Most of us put up facades to some extent as well. We might display carefully constructed versions of ourselves before others or we might simply be hiding embarrassing or painful secrets. But as with Kirisaki and Ichijou, we don’t have as much control over our image as we might think.
In this week’s Kyokai no Kanata, we only saw a few glimpses of our main male character, Akihito Kanbara. He was absent in the lives of the other characters as well as in the show, skipping school, likely because he was unable to concentrate after losing control the previous night and almost killing a number of people, including some he holds dear.
Super demonic powers aside, I can certainly understand what it feels like after losing control. I’m an impatient man, and all too often I snap at my family members, who rarely, if ever, deserve it.
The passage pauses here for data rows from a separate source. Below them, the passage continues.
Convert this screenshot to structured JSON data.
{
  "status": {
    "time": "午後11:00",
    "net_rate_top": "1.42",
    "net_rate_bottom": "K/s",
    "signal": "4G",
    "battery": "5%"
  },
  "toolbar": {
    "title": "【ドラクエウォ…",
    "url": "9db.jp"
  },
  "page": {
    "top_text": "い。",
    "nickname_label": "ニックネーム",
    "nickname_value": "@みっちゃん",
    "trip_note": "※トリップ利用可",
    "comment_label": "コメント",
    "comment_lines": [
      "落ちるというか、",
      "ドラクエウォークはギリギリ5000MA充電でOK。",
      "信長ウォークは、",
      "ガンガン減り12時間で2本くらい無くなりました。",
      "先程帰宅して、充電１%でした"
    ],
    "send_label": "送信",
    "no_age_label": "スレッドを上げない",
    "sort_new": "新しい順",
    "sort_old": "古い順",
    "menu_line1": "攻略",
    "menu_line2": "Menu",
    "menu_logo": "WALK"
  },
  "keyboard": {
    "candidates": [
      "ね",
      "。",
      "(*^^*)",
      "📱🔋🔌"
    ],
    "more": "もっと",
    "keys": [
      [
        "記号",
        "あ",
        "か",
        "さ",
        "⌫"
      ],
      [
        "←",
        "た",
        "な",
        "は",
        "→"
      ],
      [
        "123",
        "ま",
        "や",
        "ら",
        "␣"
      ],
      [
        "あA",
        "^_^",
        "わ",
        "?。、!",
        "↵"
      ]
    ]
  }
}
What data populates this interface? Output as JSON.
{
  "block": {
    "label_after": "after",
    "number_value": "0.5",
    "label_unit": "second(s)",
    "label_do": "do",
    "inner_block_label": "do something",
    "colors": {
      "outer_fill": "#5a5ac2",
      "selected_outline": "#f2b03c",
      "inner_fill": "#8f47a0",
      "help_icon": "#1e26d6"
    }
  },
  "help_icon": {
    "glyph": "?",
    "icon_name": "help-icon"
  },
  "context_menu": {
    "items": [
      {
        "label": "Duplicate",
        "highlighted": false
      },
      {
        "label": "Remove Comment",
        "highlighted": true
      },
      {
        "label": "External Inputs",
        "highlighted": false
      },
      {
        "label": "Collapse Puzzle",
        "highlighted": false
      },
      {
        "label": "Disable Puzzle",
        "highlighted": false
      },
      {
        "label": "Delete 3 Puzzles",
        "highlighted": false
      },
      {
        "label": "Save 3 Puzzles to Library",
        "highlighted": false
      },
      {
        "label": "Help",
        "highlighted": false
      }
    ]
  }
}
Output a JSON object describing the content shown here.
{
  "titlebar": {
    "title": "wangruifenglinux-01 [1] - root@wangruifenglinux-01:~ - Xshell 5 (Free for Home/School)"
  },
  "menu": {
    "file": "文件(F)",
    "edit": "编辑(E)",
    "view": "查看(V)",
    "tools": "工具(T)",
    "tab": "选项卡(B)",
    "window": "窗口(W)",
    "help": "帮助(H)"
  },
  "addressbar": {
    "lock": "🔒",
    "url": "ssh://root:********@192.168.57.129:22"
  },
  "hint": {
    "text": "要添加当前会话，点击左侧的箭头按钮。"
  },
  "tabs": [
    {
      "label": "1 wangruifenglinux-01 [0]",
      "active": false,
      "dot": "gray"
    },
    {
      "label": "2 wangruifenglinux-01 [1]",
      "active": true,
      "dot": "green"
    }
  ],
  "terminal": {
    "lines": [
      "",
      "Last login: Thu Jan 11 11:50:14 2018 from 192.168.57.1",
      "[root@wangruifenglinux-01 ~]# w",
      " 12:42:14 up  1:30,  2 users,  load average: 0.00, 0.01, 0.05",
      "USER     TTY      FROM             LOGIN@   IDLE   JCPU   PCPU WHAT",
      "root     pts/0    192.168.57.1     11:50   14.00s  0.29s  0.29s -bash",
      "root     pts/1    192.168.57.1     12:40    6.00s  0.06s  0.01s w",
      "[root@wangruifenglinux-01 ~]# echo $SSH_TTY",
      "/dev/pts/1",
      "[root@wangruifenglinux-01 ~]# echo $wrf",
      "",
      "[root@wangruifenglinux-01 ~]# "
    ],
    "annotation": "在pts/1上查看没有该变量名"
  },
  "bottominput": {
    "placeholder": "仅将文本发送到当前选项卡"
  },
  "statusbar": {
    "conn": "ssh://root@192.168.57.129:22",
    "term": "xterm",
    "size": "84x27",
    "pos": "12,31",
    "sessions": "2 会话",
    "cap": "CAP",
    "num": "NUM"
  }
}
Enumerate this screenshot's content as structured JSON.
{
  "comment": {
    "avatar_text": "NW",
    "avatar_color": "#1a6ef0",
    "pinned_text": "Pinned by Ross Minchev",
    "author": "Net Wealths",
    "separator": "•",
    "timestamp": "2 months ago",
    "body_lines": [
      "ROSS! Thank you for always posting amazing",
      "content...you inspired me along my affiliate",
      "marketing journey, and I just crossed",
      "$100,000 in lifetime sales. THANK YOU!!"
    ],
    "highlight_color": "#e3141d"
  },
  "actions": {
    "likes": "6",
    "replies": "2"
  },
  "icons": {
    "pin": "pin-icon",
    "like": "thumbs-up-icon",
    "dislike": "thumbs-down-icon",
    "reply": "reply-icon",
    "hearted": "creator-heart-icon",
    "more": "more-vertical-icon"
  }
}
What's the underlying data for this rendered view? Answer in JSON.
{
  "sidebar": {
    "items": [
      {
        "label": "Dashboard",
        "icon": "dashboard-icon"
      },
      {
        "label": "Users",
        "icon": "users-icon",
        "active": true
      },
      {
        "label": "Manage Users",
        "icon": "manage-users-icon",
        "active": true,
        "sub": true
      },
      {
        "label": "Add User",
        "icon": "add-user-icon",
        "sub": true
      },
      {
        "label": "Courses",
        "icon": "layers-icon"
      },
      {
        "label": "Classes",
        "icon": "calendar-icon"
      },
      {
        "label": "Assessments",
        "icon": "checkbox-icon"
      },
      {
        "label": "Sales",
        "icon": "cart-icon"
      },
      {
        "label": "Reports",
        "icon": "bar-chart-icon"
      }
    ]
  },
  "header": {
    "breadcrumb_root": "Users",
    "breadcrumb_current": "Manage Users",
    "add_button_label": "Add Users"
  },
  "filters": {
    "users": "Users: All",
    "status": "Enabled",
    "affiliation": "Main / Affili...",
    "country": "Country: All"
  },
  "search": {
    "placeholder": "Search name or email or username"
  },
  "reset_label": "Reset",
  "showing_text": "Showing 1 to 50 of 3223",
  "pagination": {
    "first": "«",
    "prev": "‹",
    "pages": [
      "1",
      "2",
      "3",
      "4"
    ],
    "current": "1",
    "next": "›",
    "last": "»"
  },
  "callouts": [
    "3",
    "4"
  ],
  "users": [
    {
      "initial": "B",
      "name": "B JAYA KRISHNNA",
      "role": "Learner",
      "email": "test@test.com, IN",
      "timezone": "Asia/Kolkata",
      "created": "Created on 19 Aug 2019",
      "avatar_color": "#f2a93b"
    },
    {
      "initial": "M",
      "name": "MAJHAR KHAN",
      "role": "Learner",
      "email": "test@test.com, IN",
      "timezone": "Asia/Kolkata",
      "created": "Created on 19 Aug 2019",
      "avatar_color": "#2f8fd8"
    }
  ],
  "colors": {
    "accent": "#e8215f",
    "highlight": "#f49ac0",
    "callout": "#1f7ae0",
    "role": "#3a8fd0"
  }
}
And almost immediately, I feel guilty about my actions.
Guilt is a powerful thing – as with shame, it can lead to positive change as well as to pain and self-destruction. It’s also often associated with religion. While Christians should feel a sense of guilt after they sin, I hope that these feelings don’t act as a driving force in our lives. Instead, I hope that guilt is a reminder of grace – the penalty we were once under and the freedom we now have.
I want to hear your thoughts about guilt and how it intermixes both with religion and with your personal life.
What are your thoughts about the role guilt plays in the life of a believer, or more personally, in your own life? Is your life plagued by guilt? Has guilt driven you to do certain actions, bad or good? Has guilt had a very negative impact in your life? Have you overcome feelings of guilt?